To a first approximation, the purpose of the economy is to produce the two resources that ultimately decide games: science and alloys. (You also need surplus minerals to keep building infrastructure, and you do want some admin cap and unity as well, but let's keep it simple.) You need to decide how many of your pops to turn into researchers and metallurgists: it's not a free choice given limited building slots, mineral costs, build time and so on, but you do eventually decide. If you don't make very many, you'll have a slack economy where basic goods are abundant; if you make more, your economy will get tighter, first because your researchers and metallurgists are eating up input resources, and second because you've effectively pulled them off making those resources. Don't worry too much about the details of which of energy/minerals/food/CGs/gases/crystals/motes to make more of, as the market can sort out any minor imbalances here and there, but do pay close attention to how tight your economy is overall.
Having a slack economy feels good in the short term, and it's good for absorbing unexpected costs; but in the medium term, underinvestment in tech/alloys bad because you have less tech and/or you are less prepared for war. Tech, among other things, vastly increases the power and efficiency of your economy, so you have to see all those researchers as an economic investment, even if right now they are chewing up CGs and building slots. As for alloys/fleets, the actual use of them is quite intermittent, but when you do need a fleet, your whole game can hinge on whether or not that fleet is good enough to win the war. This is obviously true defensively: you need to do enough to avoid getting conquered.
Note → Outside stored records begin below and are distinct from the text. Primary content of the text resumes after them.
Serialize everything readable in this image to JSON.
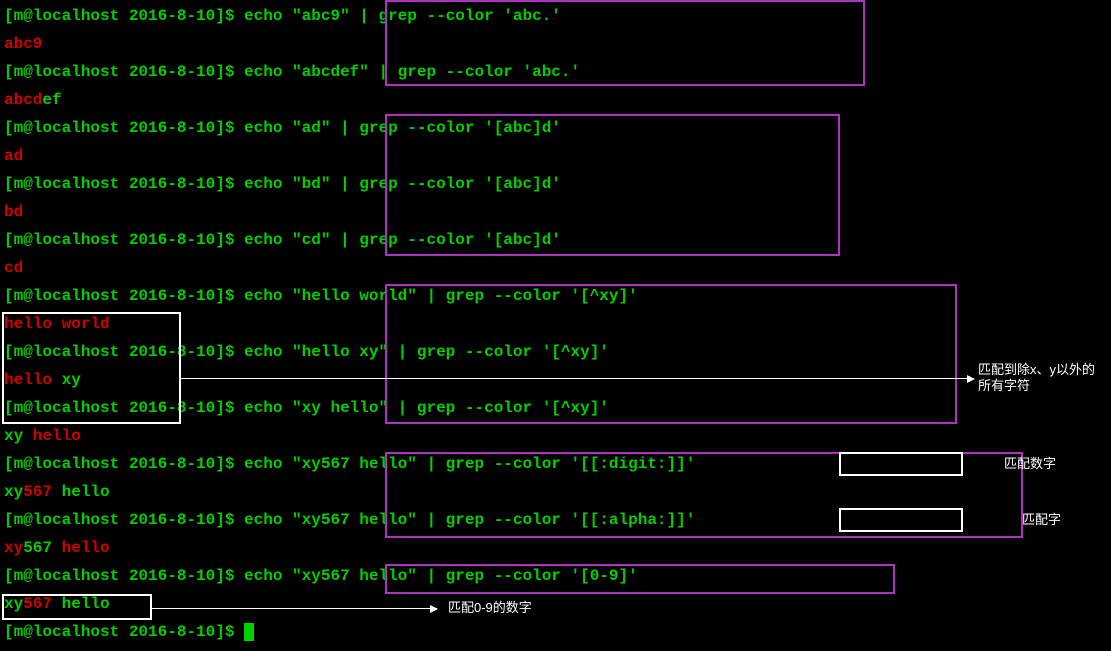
{
  "prompt": "[m@localhost 2016-8-10]$ ",
  "lines": [
    {
      "type": "cmd",
      "text": "echo \"abc9\" | grep --color 'abc.'"
    },
    {
      "type": "out",
      "parts": [
        {
          "t": "abc9",
          "c": "match"
        }
      ]
    },
    {
      "type": "cmd",
      "text": "echo \"abcdef\" | grep --color 'abc.'"
    },
    {
      "type": "out",
      "parts": [
        {
          "t": "abcd",
          "c": "match"
        },
        {
          "t": "ef",
          "c": "cmd"
        }
      ]
    },
    {
      "type": "cmd",
      "text": "echo \"ad\" | grep --color '[abc]d'"
    },
    {
      "type": "out",
      "parts": [
        {
          "t": "ad",
          "c": "match"
        }
      ]
    },
    {
      "type": "cmd",
      "text": "echo \"bd\" | grep --color '[abc]d'"
    },
    {
      "type": "out",
      "parts": [
        {
          "t": "bd",
          "c": "match"
        }
      ]
    },
    {
      "type": "cmd",
      "text": "echo \"cd\" | grep --color '[abc]d'"
    },
    {
      "type": "out",
      "parts": [
        {
          "t": "cd",
          "c": "match"
        }
      ]
    },
    {
      "type": "cmd",
      "text": "echo \"hello world\" | grep --color '[^xy]'"
    },
    {
      "type": "out",
      "parts": [
        {
          "t": "hello world",
          "c": "match"
        }
      ]
    },
    {
      "type": "cmd",
      "text": "echo \"hello xy\" | grep --color '[^xy]'"
    },
    {
      "type": "out",
      "parts": [
        {
          "t": "hello ",
          "c": "match"
        },
        {
          "t": "xy",
          "c": "cmd"
        }
      ]
    },
    {
      "type": "cmd",
      "text": "echo \"xy hello\" | grep --color '[^xy]'"
    },
    {
      "type": "out",
      "parts": [
        {
          "t": "xy",
          "c": "cmd"
        },
        {
          "t": " hello",
          "c": "match"
        }
      ]
    },
    {
      "type": "cmd",
      "text": "echo \"xy567 hello\" | grep --color '[[:digit:]]'"
    },
    {
      "type": "out",
      "parts": [
        {
          "t": "xy",
          "c": "cmd"
        },
        {
          "t": "567",
          "c": "match"
        },
        {
          "t": " hello",
          "c": "cmd"
        }
      ]
    },
    {
      "type": "cmd",
      "text": "echo \"xy567 hello\" | grep --color '[[:alpha:]]'"
    },
    {
      "type": "out",
      "parts": [
        {
          "t": "xy",
          "c": "match"
        },
        {
          "t": "567",
          "c": "cmd"
        },
        {
          "t": " ",
          "c": "cmd"
        },
        {
          "t": "hello",
          "c": "match"
        }
      ]
    },
    {
      "type": "cmd",
      "text": "echo \"xy567 hello\" | grep --color '[0-9]'"
    },
    {
      "type": "out",
      "parts": [
        {
          "t": "xy",
          "c": "cmd"
        },
        {
          "t": "567",
          "c": "match"
        },
        {
          "t": " hello",
          "c": "cmd"
        }
      ]
    },
    {
      "type": "cursor"
    }
  ],
  "annotations": {
    "neg": "匹配到除x、y以外的所有字符",
    "digit": "匹配数字",
    "alpha": "匹配字",
    "range": "匹配0-9的数字"
  }
}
Offensively though as well, as things are now, Stellaris strongly rewards conquest, since once you win the war, the difficulties of integrating a bunch of alien colonies are limited and temporary compared to the lasting benefit of having more pops, colonies and space resources.
Overall, how tight you run your economy is a matter of experience. If you're a real beginner, you may not want to push it too hard (and play on easy settings so you can do this without getting attacked). More experienced players though run much tighter economies, to the point of being unsustainable on paper (e.g. propping everything up by selling minor artifacts, which are obviously a one-off windfall income), but the point is that it becomes sustainable when all that heavy investment in tech starts to pay off and/or they use the fleet to conquer enough stuff to keep it all going.